Vor allem bei Kindern ist dieser Osterbrauch sehr beliebt, aber auch so mancher Erwachsener legt noch Wert darauf, sein Osternest am Ostersonntag suchen zu müssen. Dieser Osterbrauch ist noch nicht so alt und wird im 17. Jahrhundert das erste Mal in Deutschland schriftlich erwähnt. Wie die Ostereiersuche wirklich entstand, ist nicht geklärt. Ihre Entstehung wird in die Zeit des Übergangs vom Heidentum zum Christentum gesetzt, da die Kirche sich einige heidnische Bräuche zu eigen machte.
Osterbrauch 3: Der Osterhase
Die Ostereier werden vom Osterhasen gelegt, bemalt und versteckt. Doch woher kommt dieser Osterbrauch? Der Osterhase kam recht spät ins Spiel: Je nach Region wurden die Eier an Ostern vom Fuchs, dem Kuckuck oder vom Hahn gebracht. Einen ersten Nachweis zur Osterhasentradition gibt es aus der zweiten Hälfte des 17. Jahrhunderts. Erst mit der Spielzeug- und Süßigkeitenindustrie setzte sich der Osterhase wirklich im Volksglauben durch.

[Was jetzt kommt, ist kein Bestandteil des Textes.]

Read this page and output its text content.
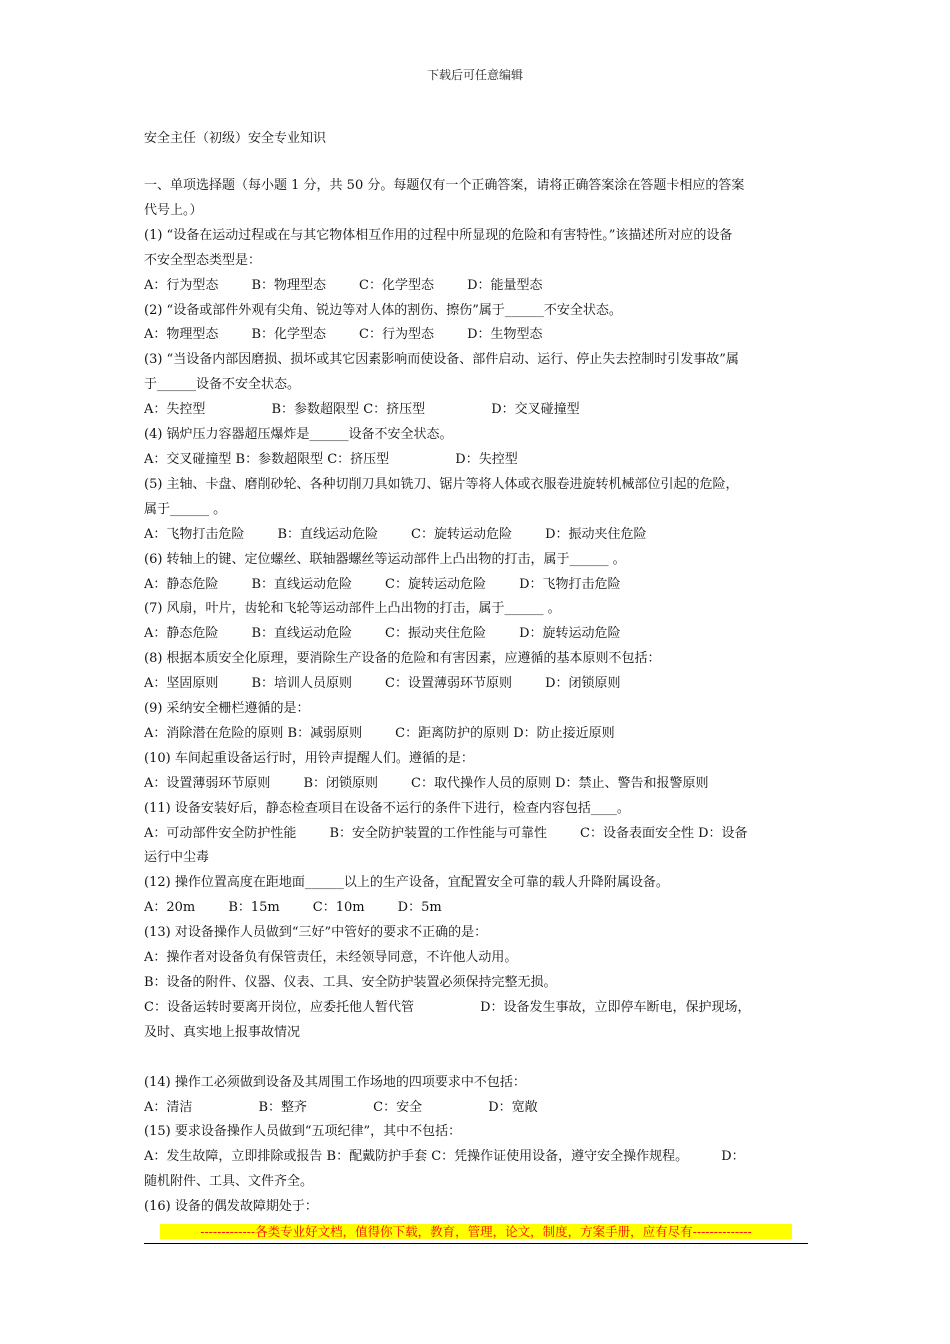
下载后可任意编辑
安全主任（初级）安全专业知识
一、单项选择题（每小题 1 分，共 50 分。每题仅有一个正确答案，请将正确答案涂在答题卡相应的答案
代号上。）
(1) “设备在运动过程或在与其它物体相互作用的过程中所显现的危险和有害特性。”该描述所对应的设备
不安全型态类型是：
A：行为型态        B：物理型态        C：化学型态        D：能量型态
(2) “设备或部件外观有尖角、锐边等对人体的割伤、擦伤”属于______不安全状态。
A：物理型态        B：化学型态        C：行为型态        D：生物型态
(3) “当设备内部因磨损、损坏或其它因素影响而使设备、部件启动、运行、停止失去控制时引发事故”属
于______设备不安全状态。
A：失控型                B：参数超限型 C：挤压型                D：交叉碰撞型
(4) 锅炉压力容器超压爆炸是______设备不安全状态。
A：交叉碰撞型 B：参数超限型 C：挤压型                D：失控型
(5) 主轴、卡盘、磨削砂轮、各种切削刀具如铣刀、锯片等将人体或衣服卷进旋转机械部位引起的危险，
属于______ 。
A：飞物打击危险        B：直线运动危险        C：旋转运动危险        D：振动夹住危险
(6) 转轴上的键、定位螺丝、联轴器螺丝等运动部件上凸出物的打击，属于______ 。
A：静态危险        B：直线运动危险        C：旋转运动危险        D：飞物打击危险
(7) 风扇，叶片，齿轮和飞轮等运动部件上凸出物的打击，属于______ 。
A：静态危险        B：直线运动危险        C：振动夹住危险        D：旋转运动危险
(8) 根据本质安全化原理，要消除生产设备的危险和有害因素，应遵循的基本原则不包括：
A：坚固原则        B：培训人员原则        C：设置薄弱环节原则        D：闭锁原则
(9) 采纳安全栅栏遵循的是：
A：消除潜在危险的原则 B：减弱原则        C：距离防护的原则 D：防止接近原则
(10) 车间起重设备运行时，用铃声提醒人们。遵循的是：
A：设置薄弱环节原则        B：闭锁原则        C：取代操作人员的原则 D：禁止、警告和报警原则
(11) 设备安装好后，静态检查项目在设备不运行的条件下进行，检查内容包括____。
A：可动部件安全防护性能        B：安全防护装置的工作性能与可靠性        C：设备表面安全性 D：设备
运行中尘毒
(12) 操作位置高度在距地面______以上的生产设备，宜配置安全可靠的载人升降附属设备。
A：20m        B：15m        C：10m        D：5m
(13) 对设备操作人员做到“三好”中管好的要求不正确的是：
A：操作者对设备负有保管责任，未经领导同意，不许他人动用。
B：设备的附件、仪器、仪表、工具、安全防护装置必须保持完整无损。
C：设备运转时要离开岗位，应委托他人暂代管                D：设备发生事故，立即停车断电，保护现场，
及时、真实地上报事故情况
(14) 操作工必须做到设备及其周围工作场地的四项要求中不包括：
A：清洁                B：整齐                C：安全                D：宽敞
(15) 要求设备操作人员做到“五项纪律”，其中不包括：
A：发生故障，立即排除或报告 B：配戴防护手套 C：凭操作证使用设备，遵守安全操作规程。        D：
随机附件、工具、文件齐全。
(16) 设备的偶发故障期处于：
-------------各类专业好文档，值得你下载，教育，管理，论文，制度，方案手册，应有尽有--------------
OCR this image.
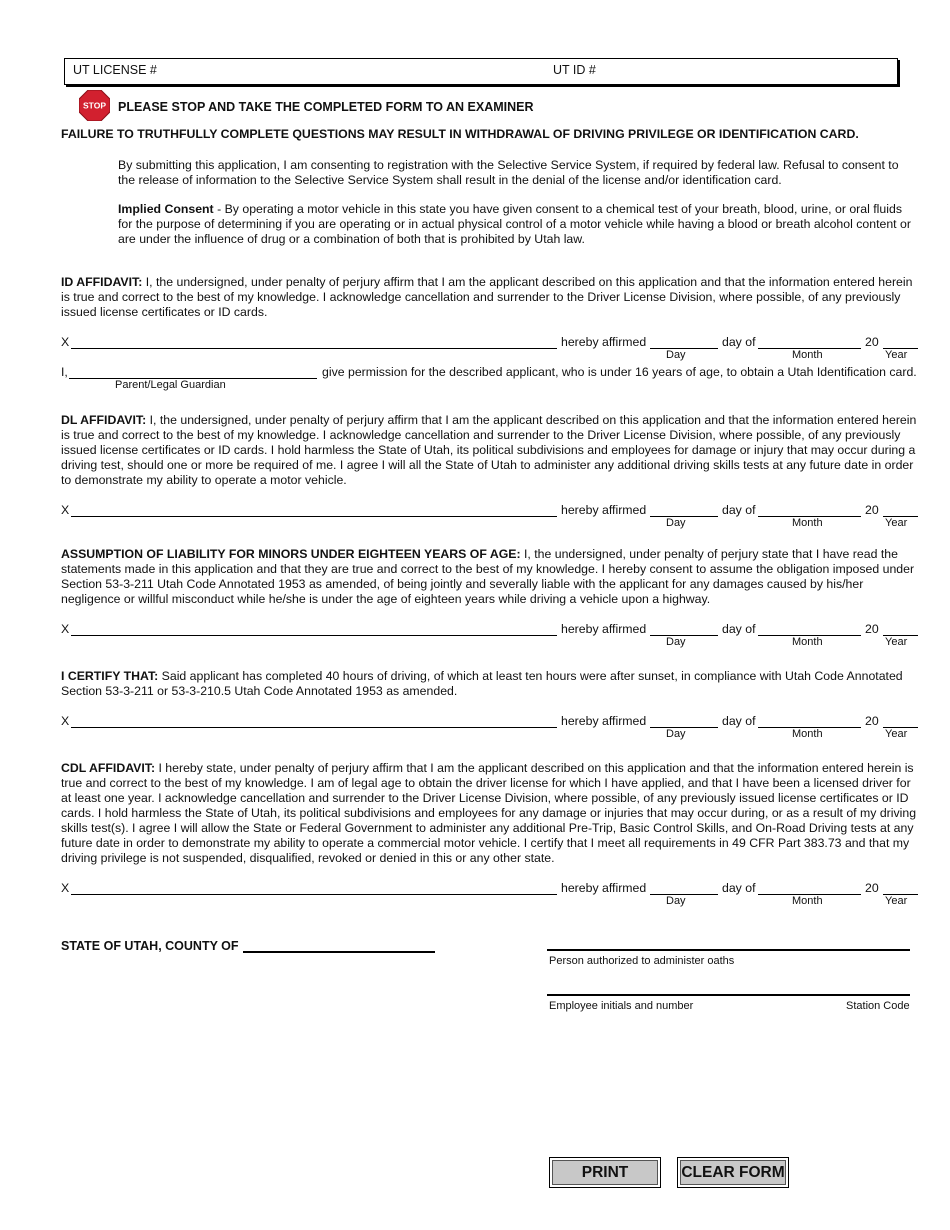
UT LICENSE #	UT ID #
STOP PLEASE STOP AND TAKE THE COMPLETED FORM TO AN EXAMINER
FAILURE TO TRUTHFULLY COMPLETE QUESTIONS MAY RESULT IN WITHDRAWAL OF DRIVING PRIVILEGE OR IDENTIFICATION CARD.

By submitting this application, I am consenting to registration with the Selective Service System, if required by federal law. Refusal to consent to the release of information to the Selective Service System shall result in the denial of the license and/or identification card.

Implied Consent - By operating a motor vehicle in this state you have given consent to a chemical test of your breath, blood, urine, or oral fluids for the purpose of determining if you are operating or in actual physical control of a motor vehicle while having a blood or breath alcohol content or are under the influence of drug or a combination of both that is prohibited by Utah law.

ID AFFIDAVIT: I, the undersigned, under penalty of perjury affirm that I am the applicant described on this application and that the information entered herein is true and correct to the best of my knowledge. I acknowledge cancellation and surrender to the Driver License Division, where possible, of any previously issued license certificates or ID cards.

X	hereby affirmed	day of	20
Day	Month	Year
I,	give permission for the described applicant, who is under 16 years of age, to obtain a Utah Identification card.
Parent/Legal Guardian

DL AFFIDAVIT: I, the undersigned, under penalty of perjury affirm that I am the applicant described on this application and that the information entered herein is true and correct to the best of my knowledge. I acknowledge cancellation and surrender to the Driver License Division, where possible, of any previously issued license certificates or ID cards. I hold harmless the State of Utah, its political subdivisions and employees for damage or injury that may occur during a driving test, should one or more be required of me. I agree I will all the State of Utah to administer any additional driving skills tests at any future date in order to demonstrate my ability to operate a motor vehicle.

X	hereby affirmed	day of	20
Day	Month	Year

ASSUMPTION OF LIABILITY FOR MINORS UNDER EIGHTEEN YEARS OF AGE: I, the undersigned, under penalty of perjury state that I have read the statements made in this application and that they are true and correct to the best of my knowledge. I hereby consent to assume the obligation imposed under Section 53-3-211 Utah Code Annotated 1953 as amended, of being jointly and severally liable with the applicant for any damages caused by his/her negligence or willful misconduct while he/she is under the age of eighteen years while driving a vehicle upon a highway.

X	hereby affirmed	day of	20
Day	Month	Year

I CERTIFY THAT: Said applicant has completed 40 hours of driving, of which at least ten hours were after sunset, in compliance with Utah Code Annotated Section 53-3-211 or 53-3-210.5 Utah Code Annotated 1953 as amended.

X	hereby affirmed	day of	20
Day	Month	Year

CDL AFFIDAVIT: I hereby state, under penalty of perjury affirm that I am the applicant described on this application and that the information entered herein is true and correct to the best of my knowledge. I am of legal age to obtain the driver license for which I have applied, and that I have been a licensed driver for at least one year. I acknowledge cancellation and surrender to the Driver License Division, where possible, of any previously issued license certificates or ID cards. I hold harmless the State of Utah, its political subdivisions and employees for any damage or injuries that may occur during, or as a result of my driving skills test(s). I agree I will allow the State or Federal Government to administer any additional Pre-Trip, Basic Control Skills, and On-Road Driving tests at any future date in order to demonstrate my ability to operate a commercial motor vehicle. I certify that I meet all requirements in 49 CFR Part 383.73 and that my driving privilege is not suspended, disqualified, revoked or denied in this or any other state.

X	hereby affirmed	day of	20
Day	Month	Year
STATE OF UTAH, COUNTY OF
Person authorized to administer oaths
Employee initials and number	Station Code
PRINT	CLEAR FORM
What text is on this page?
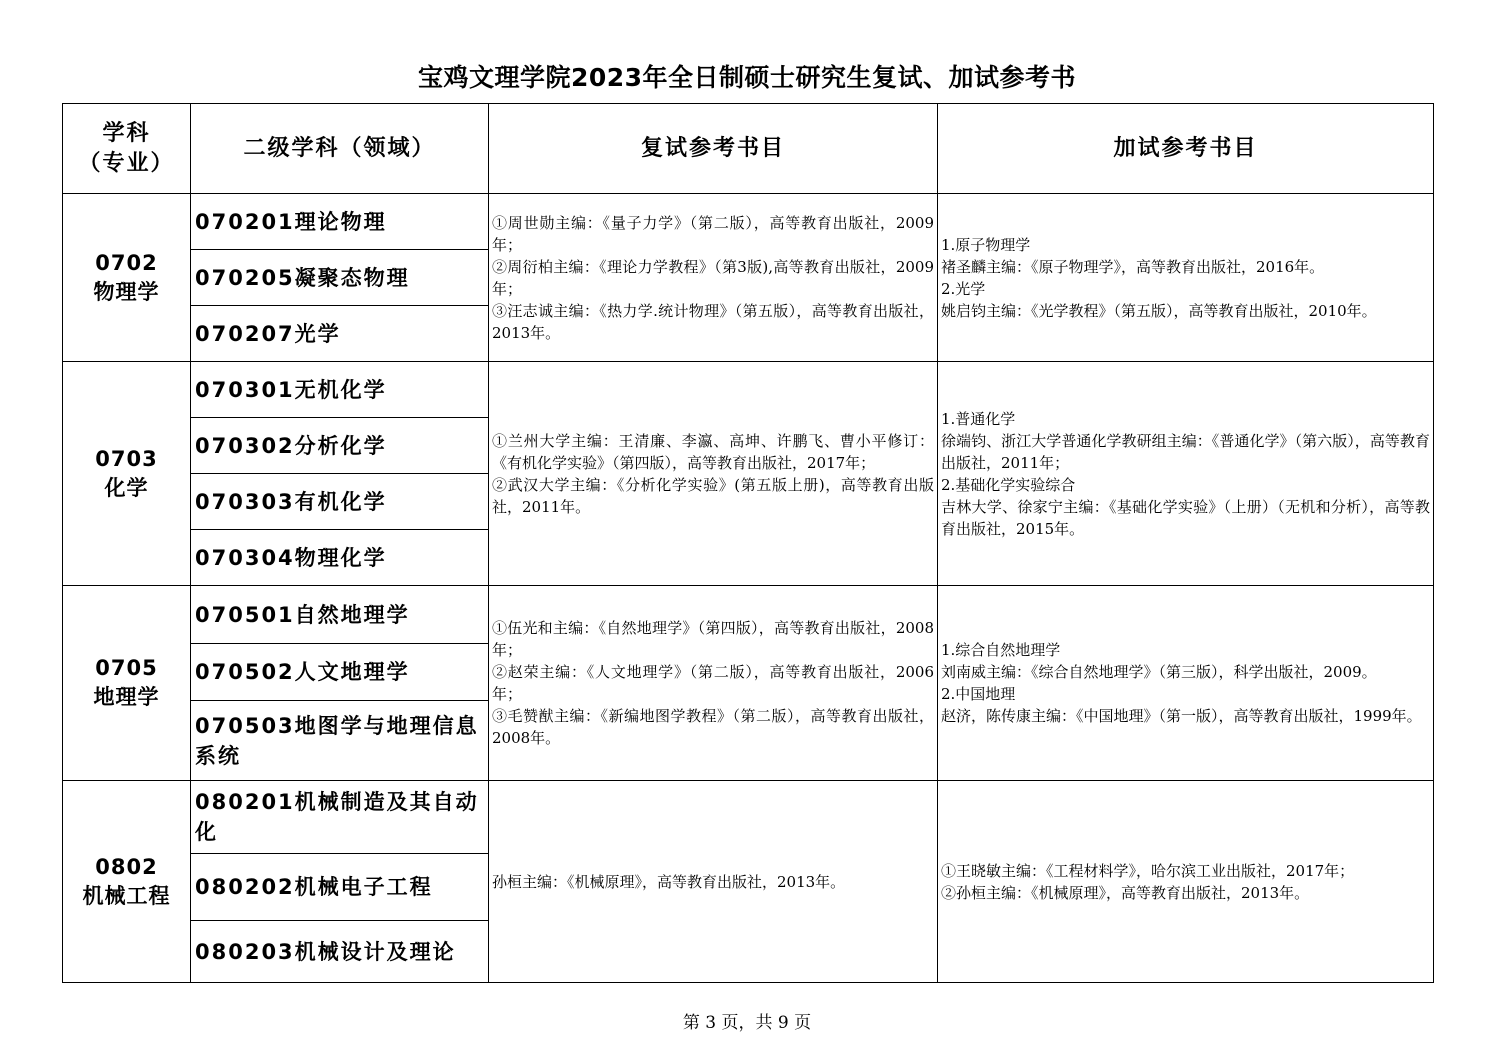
宝鸡文理学院2023年全日制硕士研究生复试、加试参考书
学科
（专业）	二级学科（领域）	复试参考书目	加试参考书目
0702
物理学	070201理论物理	①周世勋主编：《量子力学》（第二版），高等教育出版社，2009年；
②周衍柏主编：《理论力学教程》（第3版),高等教育出版社，2009年；
③汪志诚主编：《热力学.统计物理》（第五版），高等教育出版社，2013年。	1.原子物理学
褚圣麟主编：《原子物理学》，高等教育出版社，2016年。
2.光学
姚启钧主编：《光学教程》（第五版），高等教育出版社，2010年。

	070205凝聚态物理		
	070207光学		
0703
化学	070301无机化学	①兰州大学主编：王清廉、李瀛、高坤、许鹏飞、曹小平修订：《有机化学实验》（第四版），高等教育出版社，2017年；
②武汉大学主编：《分析化学实验》(第五版上册)，高等教育出版社，2011年。	1.普通化学
徐端钧、浙江大学普通化学教研组主编：《普通化学》（第六版），高等教育出版社，2011年；
2.基础化学实验综合
吉林大学、徐家宁主编：《基础化学实验》（上册）（无机和分析），高等教育出版社，2015年。

	070302分析化学		
	070303有机化学		
	070304物理化学		
0705
地理学	070501自然地理学	①伍光和主编：《自然地理学》（第四版），高等教育出版社，2008年；
②赵荣主编：《人文地理学》（第二版），高等教育出版社，2006年；
③毛赞猷主编：《新编地图学教程》（第二版），高等教育出版社，2008年。	1.综合自然地理学
刘南威主编：《综合自然地理学》（第三版），科学出版社，2009。
2.中国地理
赵济，陈传康主编：《中国地理》（第一版），高等教育出版社，1999年。

	070502人文地理学		
	070503地图学与地理信息系统		
0802
机械工程	080201机械制造及其自动化	孙桓主编：《机械原理》，高等教育出版社，2013年。	①王晓敏主编：《工程材料学》，哈尔滨工业出版社，2017年；
②孙桓主编：《机械原理》，高等教育出版社，2013年。

	080202机械电子工程		
	080203机械设计及理论		
第 3 页，共 9 页
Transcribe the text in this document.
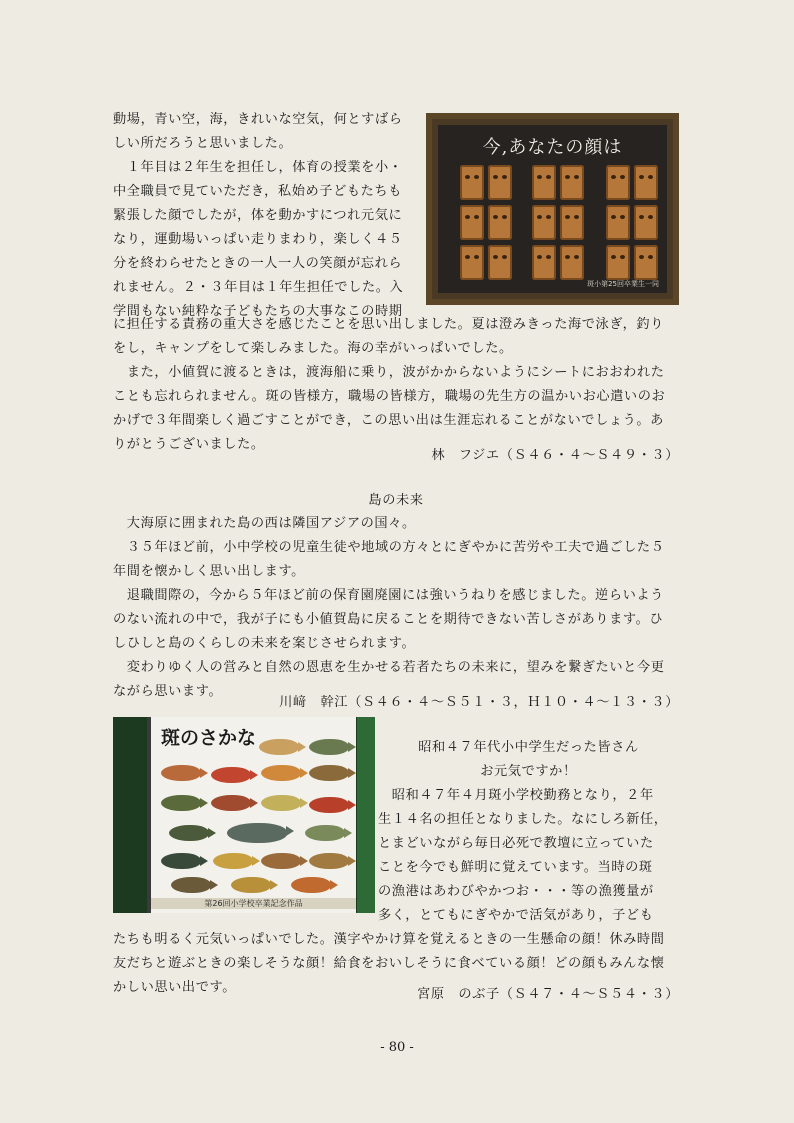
動場，青い空，海，きれいな空気，何とすばら
しい所だろうと思いました。
　１年目は２年生を担任し，体育の授業を小・
中全職員で見ていただき，私始め子どもたちも
緊張した顔でしたが，体を動かすにつれ元気に
なり，運動場いっぱい走りまわり，楽しく４５
分を終わらせたときの一人一人の笑顔が忘れら
れません。２・３年目は１年生担任でした。入
学間もない純粋な子どもたちの大事なこの時期
今,あなたの顔は
斑小第25回卒業生一同
に担任する責務の重大さを感じたことを思い出しました。夏は澄みきった海で泳ぎ，釣り
をし，キャンプをして楽しみました。海の幸がいっぱいでした。
　また，小値賀に渡るときは，渡海船に乗り，波がかからないようにシートにおおわれた
ことも忘れられません。斑の皆様方，職場の皆様方，職場の先生方の温かいお心遣いのお
かげで３年間楽しく過ごすことができ，この思い出は生涯忘れることがないでしょう。あ
りがとうございました。
林　フジエ（Ｓ４６・４～Ｓ４９・３）
島の未来
　大海原に囲まれた島の西は隣国アジアの国々。
　３５年ほど前，小中学校の児童生徒や地域の方々とにぎやかに苦労や工夫で過ごした５
年間を懐かしく思い出します。
　退職間際の，今から５年ほど前の保育園廃園には強いうねりを感じました。逆らいよう
のない流れの中で，我が子にも小値賀島に戻ることを期待できない苦しさがあります。ひ
しひしと島のくらしの未来を案じさせられます。
　変わりゆく人の営みと自然の恩恵を生かせる若者たちの未来に，望みを繋ぎたいと今更
ながら思います。
川﨑　幹江（Ｓ４６・４～Ｓ５１・３，Ｈ１０・４～１３・３）
斑のさかな
第26回小学校卒業記念作品
昭和４７年代小中学生だった皆さん
お元気ですか！
　昭和４７年４月斑小学校勤務となり，２年
生１４名の担任となりました。なにしろ新任，
とまどいながら毎日必死で教壇に立っていた
ことを今でも鮮明に覚えています。当時の斑
の漁港はあわびやかつお・・・等の漁獲量が
多く，とてもにぎやかで活気があり，子ども
たちも明るく元気いっぱいでした。漢字やかけ算を覚えるときの一生懸命の顔！休み時間
友だちと遊ぶときの楽しそうな顔！給食をおいしそうに食べている顔！どの顔もみんな懐
かしい思い出です。	宮原　のぶ子（Ｓ４７・４～Ｓ５４・３）
- 80 -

Der Hase stand jedoch schon weit davor für Fruchtbarkeit und einen Neuanfang, da er im Frühling seine Jungen bekommt und auf Futtersuche sich in der Nähe der Menschen aufhielt. Außerdem wurde er als Lieblingstier einiger Göttinnen, wie zum Beispiel von Aphrodite, angegeben.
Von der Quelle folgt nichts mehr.